Sebuah suara yang tak asing lagi ditelinga Nicko menyapanya dengan nada penuh kemenangan. Dan itu membuatnya muak.
“Hei bro”
“Ngapain lo” ucap Nicko datar
“Tenang bro, lo emang kalah, tapi konsekuensinya nanti aja deh pas kita udah masuk universitas, biar lo bisa merasakan dulu betapa sakitnya perpisahan dengan Guntur” ujarnya dengan nada penuh kemenangan.
Nicko tak menyangka orang sepintar Kevin bisa selicik ini. Ia pun geram, lalu ia dengan cepat menonjok muka Kevin, namun yang ditonjoknya malah diam saja. Untung kelas dalam keadaan sepi. Saat Nicko akan menonjok lagi, Guntur dan Arif datang.
Arif melerai Nicko, dan menenangkannya. Sedangkan aku malah membela Kevin.
“Nicko, kenapa sih!” bentakku
Nicko seolah tak percaya dengan bentakanku. Ia diam saja. Lalu Arif membela Nicko.
“Lo itu yang kenapa sih Gun, udah jelas-jelas Nicko sahabat lo!” bentak Arif padaku
Semua hening. Nicko masih terlihat geram pada Kevin dan ia masih kecewa padaku. Aku bukannya tidak mau membela Nicko, namun tadi yang aku lihat adalah Nicko yang salah. Arif juga terlihat kesal padaku.
Waktu terus bergulir dan tak terasa sekarang aku sudah masuk salah satu universitas bonafit di DIY. Tepatnya aku masuk di Fakultas Kedokteran, sebenarnya aku tidak mau masuk FK, namun orang tuaku memohon padaku agar aku mau masuk FK, akhirnya akupun menyetujuinya karena aku tidak ingin membuat mereka kecewa lagi. Arif dan Nicko satu fakultas denganku. Aku disini susah untuk bisa santai-santai, karena system kuliahnya blok dan 2 minggu sekali ujian, jadi aku harus giat belajar. Sedangkan Kevin masuk Fakultas Kedokteran Gigi di universitas yang sama.
Meskipun aku dan Nicko satu jurusan denganku, aku dan dia tidak pernah tegur sapa lagi semenjak kejadian itu. Sudah berkali-kali aku mencoba minta maaf padanya, namun tak mendapatkan respon yang baik darinya. Kuminta bantuan Arif, namun ia seperti ogah-ogahan membantuku. Separah itukah salahku? Jujur aku jadi merasa sangat kesepian, aku sedih. Bagaimana pun juga, aku telah memupuk cinta padanya, namun mengapa ia malah menjauh.
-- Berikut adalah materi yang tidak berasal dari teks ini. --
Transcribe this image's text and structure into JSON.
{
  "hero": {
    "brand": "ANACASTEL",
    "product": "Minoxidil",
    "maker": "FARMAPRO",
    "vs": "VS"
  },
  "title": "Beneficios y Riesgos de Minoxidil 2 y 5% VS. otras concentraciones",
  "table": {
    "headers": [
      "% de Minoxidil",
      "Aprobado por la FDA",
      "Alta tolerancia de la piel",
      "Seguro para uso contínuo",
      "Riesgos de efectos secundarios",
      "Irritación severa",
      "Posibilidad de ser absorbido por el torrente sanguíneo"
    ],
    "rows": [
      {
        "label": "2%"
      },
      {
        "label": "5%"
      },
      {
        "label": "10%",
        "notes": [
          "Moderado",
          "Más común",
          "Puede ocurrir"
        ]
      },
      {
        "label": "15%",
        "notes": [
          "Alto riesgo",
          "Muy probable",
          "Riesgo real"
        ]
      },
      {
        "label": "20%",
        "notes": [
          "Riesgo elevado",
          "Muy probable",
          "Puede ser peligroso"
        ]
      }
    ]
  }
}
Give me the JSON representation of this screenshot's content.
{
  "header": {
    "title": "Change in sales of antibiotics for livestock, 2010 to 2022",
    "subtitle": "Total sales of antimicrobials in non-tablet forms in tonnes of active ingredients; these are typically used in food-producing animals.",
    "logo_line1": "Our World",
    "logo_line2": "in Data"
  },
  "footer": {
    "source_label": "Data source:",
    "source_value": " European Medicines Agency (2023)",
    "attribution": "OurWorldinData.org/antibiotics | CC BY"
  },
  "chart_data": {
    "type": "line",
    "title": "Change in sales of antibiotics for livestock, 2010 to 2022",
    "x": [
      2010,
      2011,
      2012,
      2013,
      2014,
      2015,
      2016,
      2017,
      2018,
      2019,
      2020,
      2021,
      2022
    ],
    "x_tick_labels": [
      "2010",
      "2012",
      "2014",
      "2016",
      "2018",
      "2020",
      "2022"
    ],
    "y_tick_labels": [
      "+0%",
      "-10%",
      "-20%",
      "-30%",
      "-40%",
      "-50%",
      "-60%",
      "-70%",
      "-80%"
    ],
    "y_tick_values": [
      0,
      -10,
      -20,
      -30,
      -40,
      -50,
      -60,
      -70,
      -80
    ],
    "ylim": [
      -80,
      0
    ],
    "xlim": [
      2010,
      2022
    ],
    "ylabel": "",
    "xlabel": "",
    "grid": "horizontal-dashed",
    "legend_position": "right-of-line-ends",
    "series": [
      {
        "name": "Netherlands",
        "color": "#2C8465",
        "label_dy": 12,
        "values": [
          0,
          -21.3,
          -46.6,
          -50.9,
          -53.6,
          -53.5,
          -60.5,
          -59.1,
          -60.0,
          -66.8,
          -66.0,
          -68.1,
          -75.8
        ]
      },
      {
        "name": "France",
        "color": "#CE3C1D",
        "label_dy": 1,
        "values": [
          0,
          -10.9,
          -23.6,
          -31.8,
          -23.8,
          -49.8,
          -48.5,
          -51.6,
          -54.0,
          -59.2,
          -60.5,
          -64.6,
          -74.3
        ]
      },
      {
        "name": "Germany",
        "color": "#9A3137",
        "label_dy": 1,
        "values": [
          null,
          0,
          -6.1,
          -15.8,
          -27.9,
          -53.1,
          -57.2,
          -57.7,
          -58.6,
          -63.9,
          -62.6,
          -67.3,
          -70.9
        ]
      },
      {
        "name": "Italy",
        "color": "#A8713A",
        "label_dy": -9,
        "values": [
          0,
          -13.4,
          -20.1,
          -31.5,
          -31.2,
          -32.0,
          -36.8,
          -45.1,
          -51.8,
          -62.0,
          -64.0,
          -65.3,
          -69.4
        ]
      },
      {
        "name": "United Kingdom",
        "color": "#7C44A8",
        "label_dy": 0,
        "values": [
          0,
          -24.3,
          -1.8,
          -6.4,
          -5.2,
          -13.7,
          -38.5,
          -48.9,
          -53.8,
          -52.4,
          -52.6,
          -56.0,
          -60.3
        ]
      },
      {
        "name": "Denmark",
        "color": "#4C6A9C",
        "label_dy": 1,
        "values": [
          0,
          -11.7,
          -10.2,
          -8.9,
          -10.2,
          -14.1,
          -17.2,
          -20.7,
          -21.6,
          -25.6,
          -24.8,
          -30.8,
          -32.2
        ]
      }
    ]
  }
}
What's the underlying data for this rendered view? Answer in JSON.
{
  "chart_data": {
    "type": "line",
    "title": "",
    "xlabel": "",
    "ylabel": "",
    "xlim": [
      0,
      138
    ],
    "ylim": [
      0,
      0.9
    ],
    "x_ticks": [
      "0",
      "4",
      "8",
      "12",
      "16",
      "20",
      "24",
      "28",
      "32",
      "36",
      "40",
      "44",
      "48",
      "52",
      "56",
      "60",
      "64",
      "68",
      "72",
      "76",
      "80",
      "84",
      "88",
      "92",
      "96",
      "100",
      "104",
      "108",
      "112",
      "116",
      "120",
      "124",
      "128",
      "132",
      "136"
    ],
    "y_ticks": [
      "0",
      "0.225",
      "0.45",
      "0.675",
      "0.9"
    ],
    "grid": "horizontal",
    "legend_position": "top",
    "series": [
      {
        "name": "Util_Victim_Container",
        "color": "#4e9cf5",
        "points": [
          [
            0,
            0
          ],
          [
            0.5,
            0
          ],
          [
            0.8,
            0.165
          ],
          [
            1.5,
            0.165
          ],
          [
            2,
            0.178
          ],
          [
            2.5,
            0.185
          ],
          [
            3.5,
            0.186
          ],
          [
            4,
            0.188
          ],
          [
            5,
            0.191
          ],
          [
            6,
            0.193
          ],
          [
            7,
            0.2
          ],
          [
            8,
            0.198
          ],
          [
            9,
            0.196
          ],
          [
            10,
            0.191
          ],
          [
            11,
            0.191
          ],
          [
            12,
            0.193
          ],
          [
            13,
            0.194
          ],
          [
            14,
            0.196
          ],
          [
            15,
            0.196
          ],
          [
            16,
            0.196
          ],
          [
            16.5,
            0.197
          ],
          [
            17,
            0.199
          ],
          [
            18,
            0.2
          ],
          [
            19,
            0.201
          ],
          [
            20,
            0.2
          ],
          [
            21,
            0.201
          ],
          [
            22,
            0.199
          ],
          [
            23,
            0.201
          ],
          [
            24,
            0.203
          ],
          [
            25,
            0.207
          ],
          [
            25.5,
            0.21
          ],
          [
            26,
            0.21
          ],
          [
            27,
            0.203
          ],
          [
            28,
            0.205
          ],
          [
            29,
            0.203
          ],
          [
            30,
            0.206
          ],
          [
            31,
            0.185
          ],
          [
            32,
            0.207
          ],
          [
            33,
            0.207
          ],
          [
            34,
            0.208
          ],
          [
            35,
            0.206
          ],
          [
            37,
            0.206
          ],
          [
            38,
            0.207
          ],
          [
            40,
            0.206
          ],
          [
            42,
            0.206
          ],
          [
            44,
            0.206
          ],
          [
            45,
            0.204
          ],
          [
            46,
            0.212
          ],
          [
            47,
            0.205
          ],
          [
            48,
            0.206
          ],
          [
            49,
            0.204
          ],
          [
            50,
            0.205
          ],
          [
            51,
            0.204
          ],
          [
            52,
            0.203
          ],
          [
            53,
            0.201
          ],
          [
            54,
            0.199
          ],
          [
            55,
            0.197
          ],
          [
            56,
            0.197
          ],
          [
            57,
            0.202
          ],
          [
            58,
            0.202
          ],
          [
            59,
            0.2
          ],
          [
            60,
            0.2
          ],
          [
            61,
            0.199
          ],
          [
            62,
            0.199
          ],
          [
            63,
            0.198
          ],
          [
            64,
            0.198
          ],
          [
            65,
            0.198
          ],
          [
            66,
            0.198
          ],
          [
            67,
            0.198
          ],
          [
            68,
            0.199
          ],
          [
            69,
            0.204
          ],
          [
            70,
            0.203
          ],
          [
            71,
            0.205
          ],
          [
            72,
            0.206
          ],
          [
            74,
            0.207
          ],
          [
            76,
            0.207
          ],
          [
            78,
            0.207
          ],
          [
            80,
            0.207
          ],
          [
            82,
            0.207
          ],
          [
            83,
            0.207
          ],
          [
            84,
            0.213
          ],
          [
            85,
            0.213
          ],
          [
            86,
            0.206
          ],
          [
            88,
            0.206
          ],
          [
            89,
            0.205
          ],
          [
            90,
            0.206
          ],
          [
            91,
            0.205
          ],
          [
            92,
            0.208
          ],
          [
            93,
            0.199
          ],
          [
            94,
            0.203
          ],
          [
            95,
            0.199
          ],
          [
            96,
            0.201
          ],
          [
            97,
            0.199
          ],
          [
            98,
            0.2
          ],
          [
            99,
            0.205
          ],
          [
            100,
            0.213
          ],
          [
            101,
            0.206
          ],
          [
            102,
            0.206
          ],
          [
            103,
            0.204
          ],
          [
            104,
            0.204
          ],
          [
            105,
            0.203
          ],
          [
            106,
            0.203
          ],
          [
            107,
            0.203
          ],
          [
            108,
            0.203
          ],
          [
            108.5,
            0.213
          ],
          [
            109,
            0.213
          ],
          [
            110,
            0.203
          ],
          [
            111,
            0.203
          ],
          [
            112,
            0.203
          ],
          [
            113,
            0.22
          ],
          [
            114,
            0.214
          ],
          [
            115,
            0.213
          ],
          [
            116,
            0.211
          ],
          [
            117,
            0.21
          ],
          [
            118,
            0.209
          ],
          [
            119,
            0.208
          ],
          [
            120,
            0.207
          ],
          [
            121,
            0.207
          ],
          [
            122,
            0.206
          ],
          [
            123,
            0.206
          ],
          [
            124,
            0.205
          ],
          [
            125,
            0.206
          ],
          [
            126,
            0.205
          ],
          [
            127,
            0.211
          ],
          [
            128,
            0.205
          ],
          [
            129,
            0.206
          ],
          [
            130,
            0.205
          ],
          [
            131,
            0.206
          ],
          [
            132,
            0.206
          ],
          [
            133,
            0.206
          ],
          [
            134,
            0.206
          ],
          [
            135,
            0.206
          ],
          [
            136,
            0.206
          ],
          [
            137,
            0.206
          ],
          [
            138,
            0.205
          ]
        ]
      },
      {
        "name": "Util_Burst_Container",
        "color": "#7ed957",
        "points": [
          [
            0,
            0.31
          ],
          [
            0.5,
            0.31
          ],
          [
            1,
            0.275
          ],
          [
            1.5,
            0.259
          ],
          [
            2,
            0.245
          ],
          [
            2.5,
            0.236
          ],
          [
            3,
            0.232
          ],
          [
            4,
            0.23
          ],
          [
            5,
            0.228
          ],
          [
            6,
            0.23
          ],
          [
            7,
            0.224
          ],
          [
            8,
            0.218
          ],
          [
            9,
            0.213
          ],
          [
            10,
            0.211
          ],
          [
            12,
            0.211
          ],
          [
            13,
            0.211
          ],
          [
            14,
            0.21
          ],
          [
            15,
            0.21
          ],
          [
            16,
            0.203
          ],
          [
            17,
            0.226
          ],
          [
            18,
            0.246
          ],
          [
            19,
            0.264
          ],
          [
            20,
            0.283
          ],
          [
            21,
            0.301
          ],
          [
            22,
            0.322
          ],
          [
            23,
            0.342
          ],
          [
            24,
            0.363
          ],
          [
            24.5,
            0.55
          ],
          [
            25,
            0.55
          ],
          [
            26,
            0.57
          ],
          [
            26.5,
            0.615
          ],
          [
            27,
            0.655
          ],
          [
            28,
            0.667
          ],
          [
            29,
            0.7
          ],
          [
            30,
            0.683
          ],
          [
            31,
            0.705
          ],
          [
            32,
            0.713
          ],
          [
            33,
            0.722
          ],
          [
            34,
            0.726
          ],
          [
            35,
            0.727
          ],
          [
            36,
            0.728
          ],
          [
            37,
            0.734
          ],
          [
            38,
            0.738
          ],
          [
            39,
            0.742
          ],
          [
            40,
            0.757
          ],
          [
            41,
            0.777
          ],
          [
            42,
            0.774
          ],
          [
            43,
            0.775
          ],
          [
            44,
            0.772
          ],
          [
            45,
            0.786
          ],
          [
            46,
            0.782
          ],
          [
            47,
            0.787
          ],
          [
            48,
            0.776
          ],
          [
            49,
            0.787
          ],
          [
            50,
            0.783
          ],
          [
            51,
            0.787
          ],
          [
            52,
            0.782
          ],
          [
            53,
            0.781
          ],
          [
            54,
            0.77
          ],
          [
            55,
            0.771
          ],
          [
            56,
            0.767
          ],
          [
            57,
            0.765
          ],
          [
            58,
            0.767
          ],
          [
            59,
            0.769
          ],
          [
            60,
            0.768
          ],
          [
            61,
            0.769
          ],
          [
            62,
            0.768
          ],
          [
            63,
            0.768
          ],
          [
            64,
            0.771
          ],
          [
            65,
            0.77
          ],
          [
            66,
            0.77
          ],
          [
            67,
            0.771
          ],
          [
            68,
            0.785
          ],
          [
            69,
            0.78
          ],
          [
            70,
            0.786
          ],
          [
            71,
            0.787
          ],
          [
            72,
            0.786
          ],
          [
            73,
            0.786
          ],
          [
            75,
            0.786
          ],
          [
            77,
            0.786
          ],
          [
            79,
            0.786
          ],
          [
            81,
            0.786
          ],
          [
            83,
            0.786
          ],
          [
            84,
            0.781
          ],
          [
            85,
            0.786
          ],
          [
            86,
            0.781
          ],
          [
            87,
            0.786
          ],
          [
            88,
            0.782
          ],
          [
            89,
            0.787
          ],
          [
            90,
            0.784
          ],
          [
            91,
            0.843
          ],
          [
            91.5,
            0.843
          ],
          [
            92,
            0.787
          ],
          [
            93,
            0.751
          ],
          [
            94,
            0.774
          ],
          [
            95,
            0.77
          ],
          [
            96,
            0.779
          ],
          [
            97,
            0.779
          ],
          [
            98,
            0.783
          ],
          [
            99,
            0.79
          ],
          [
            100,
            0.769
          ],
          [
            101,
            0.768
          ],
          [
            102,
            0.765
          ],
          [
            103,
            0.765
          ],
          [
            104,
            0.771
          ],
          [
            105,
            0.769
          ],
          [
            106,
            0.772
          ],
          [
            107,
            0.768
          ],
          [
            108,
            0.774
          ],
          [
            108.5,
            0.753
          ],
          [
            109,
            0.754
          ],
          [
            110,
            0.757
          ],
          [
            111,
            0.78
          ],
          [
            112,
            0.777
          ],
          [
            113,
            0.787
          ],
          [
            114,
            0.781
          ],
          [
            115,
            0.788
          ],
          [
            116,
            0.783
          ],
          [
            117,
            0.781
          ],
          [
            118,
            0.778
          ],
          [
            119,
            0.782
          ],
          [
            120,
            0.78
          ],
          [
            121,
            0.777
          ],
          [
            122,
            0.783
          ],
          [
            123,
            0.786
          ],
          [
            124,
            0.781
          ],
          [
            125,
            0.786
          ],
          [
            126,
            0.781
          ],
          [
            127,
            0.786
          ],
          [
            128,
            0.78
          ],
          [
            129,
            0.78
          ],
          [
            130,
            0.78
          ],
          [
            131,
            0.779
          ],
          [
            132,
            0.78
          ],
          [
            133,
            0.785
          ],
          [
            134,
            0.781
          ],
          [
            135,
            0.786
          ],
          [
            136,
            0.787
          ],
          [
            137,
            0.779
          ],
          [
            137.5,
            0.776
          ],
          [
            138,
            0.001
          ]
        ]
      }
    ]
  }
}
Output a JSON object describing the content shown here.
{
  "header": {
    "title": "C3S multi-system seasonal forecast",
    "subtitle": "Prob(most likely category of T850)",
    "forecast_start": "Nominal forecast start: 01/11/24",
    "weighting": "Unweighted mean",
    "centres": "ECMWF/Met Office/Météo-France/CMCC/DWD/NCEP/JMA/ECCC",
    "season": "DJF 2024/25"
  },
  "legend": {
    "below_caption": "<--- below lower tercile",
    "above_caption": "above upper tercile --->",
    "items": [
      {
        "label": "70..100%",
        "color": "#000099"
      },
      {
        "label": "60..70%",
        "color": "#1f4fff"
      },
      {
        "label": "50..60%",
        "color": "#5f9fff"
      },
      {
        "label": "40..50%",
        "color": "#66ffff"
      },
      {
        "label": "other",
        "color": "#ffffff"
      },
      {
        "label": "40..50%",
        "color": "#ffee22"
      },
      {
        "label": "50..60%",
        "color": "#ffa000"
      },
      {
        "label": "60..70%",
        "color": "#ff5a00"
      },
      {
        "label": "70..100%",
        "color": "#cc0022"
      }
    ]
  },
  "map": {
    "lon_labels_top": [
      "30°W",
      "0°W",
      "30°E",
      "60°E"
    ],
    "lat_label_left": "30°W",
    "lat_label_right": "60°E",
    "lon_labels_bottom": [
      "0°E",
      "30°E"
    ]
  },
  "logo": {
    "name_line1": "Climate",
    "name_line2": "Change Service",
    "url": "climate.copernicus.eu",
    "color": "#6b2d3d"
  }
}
Meskipun aku setiap hari bertemu dengan Nicko, namun kami seperti orang tak kenal. Nicko terlihat lebih pendiam, dan tak seceria dulu. Terkadang Arif lah yang mencoba menghiburnya, aku selalu perhatikan Nicko. Namun, tetap saja itu tak dapat mengembalikannya seceria dulu.
Kevin setiap hari selalu datang kekostanku, jujur aku sudah tak ada rasa padanya, karena aku telah sadar bahwa gara-gara aku membelanyalah aku jadi dijauhi Nicko, sahabatku yang sangat aku cintai.
Nicko semakin hari semakin jauh dariku, aku pun tak tahan dengan kondisi ini. Aku akan mencoba mendekatinya lagi. Sepulang kuliah, segera aku hampiri ia diparkiran mobil.
“Nicko, kamu kenapa? Apa kamu masih marah?” tanyaku putus asa
“Ngga” ucapnya datar seraya bergegas masuk kedalam mobilnya
Aku buru-buru pegang tangannya.
“Nicko, aku sayang kamu melebihi sahabat” ucapku pelan
Nicko tak menjawab. Ia malah melepaskan pegangan tanganku dan langsung masuk kedalam mobilnya. Aku kecewa dengan reaksinya. Tapi aku merasa ia senang dengan ucapanku barusan, namun seperti ada gunting besar yang memotong rasa senangnya itu. Aku tak tahu apakah gunting itu.